Profile Assets RAM CPU Notes
Sandbox up to 100K 4 GB 2 cores Development and testing
Validation up to 500K 64 GB 4 cores Pre-production validation
Launch up to 1M 128 GB 8 cores Initial production deployment
Growth 5M+ 256 GB+ 16+ cores Large-scale production

HNSW indexes are memory-mapped. RAM requirements grow with index size. Monitor RSS and adjust limits.

Health probes

Use the built-in health endpoints with your orchestrator.

Liveness (/healthz) - always returns 200 if the process responds. Use for restart decisions:

livenessProbe:
  httpGet:
    path: /healthz
    port: 8000
  initialDelaySeconds: 10
  periodSeconds: 30

Readiness (/readyz) - returns 200 only when the index is initialized and list_indexes() succeeds. Use for traffic routing:

readinessProbe:
  httpGet:
    path: /readyz
    port: 8000
  initialDelaySeconds: 30
  periodSeconds: 10

Horizontal scaling

Each iscc-search instance must have its own data volume. Shared volumes between instances will corrupt data.
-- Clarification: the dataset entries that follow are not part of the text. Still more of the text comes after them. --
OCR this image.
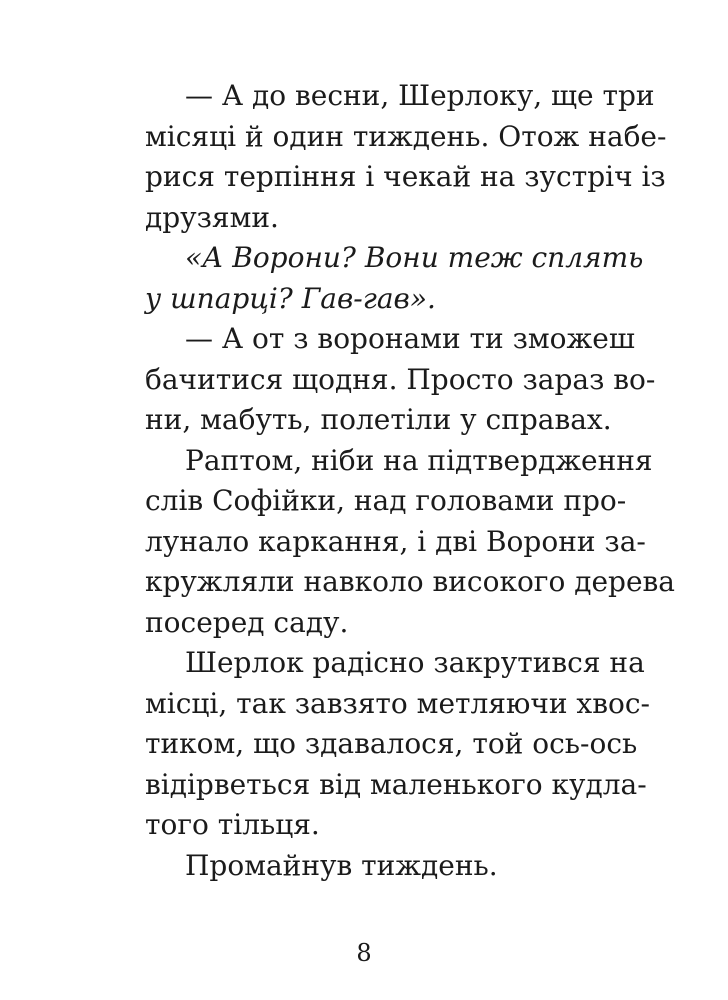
— А до весни, Шерлоку, ще три
місяці й один тиждень. Отож набе-
рися терпіння і чекай на зустріч із
друзями.
«А Ворони? Вони теж сплять
у шпарці? Гав-гав».
— А от з воронами ти зможеш
бачитися щодня. Просто зараз во-
ни, мабуть, полетіли у справах.
Раптом, ніби на підтвердження
слів Софійки, над головами про-
лунало каркання, і дві Ворони за-
кружляли навколо високого дерева
посеред саду.
Шерлок радісно закрутився на
місці, так завзято метляючи хвос-
тиком, що здавалося, той ось-ось
відірветься від маленького кудла-
того тільця.
Промайнув тиждень.
8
Run independent instances behind a load balancer. Each instance holds a separate copy of the index (or a partition of the data).

nginx upstream example
upstream iscc_search {
    server iscc-search-1:8000;
    server iscc-search-2:8000;
    server iscc-search-3:8000;
}

server {
    listen 443 ssl;
    location / {
        proxy_pass http://iscc_search;
    }
}

Feed the same data to each instance, or shard by content type. Writes must be routed to the correct instance.

Production checklist

Before going live, verify the following:

  • ISCC_SEARCH_INDEX_URI points to a persistent volume
  • Worker count is 1 (or unset)
  • ISCC_SEARCH_FLUSH_INTERVAL is non-zero (e.g., 100000)
  • ISCC_SEARCH_API_SECRET is set
  • ISCC_SEARCH_CORS_ORIGINS is restricted to your domains
  • stop_grace_period is at least 2x the uvicorn graceful shutdown timeout
  • Health probes are configured in your orchestrator
  • Each instance has its own data volume (no sharing)
  • Resource limits (CPU, memory) match your sizing profile
  • Sentry DSN is configured for error tracking
  • Backups are scheduled for the data volume

Troubleshooting

Index corruption

Symptom: Server crashes on startup, search returns errors, or asset counts are wrong.

Cause: Multiple processes wrote to the same data directory, or the process was killed during a write (SIGKILL, OOM).

Fix: Stop the server. Delete the corrupted .usearch files from the index directory. Restart the server. It will rebuild HNSW indexes from the LMDB data on next access. Re-index if LMDB is also corrupted.

Slow shutdown

Symptom: Container takes a long time to stop or is killed by Docker after the grace period.

Cause: Large HNSW indexes need time to flush to disk. The grace period is too short.

Fix: Increase stop_grace_period in your compose file. For indexes over 1M assets, use 300s or more. Monitor shutdown logs to find the actual flush duration.

Out of memory

Symptom: Process is killed by the OOM killer. Container restarts repeatedly.

Cause: HNSW indexes are memory-mapped. Index size exceeds available RAM.

Fix: Increase the memory limit in your container configuration. Refer to the sizing profiles table above. Consider sharding data across multiple instances.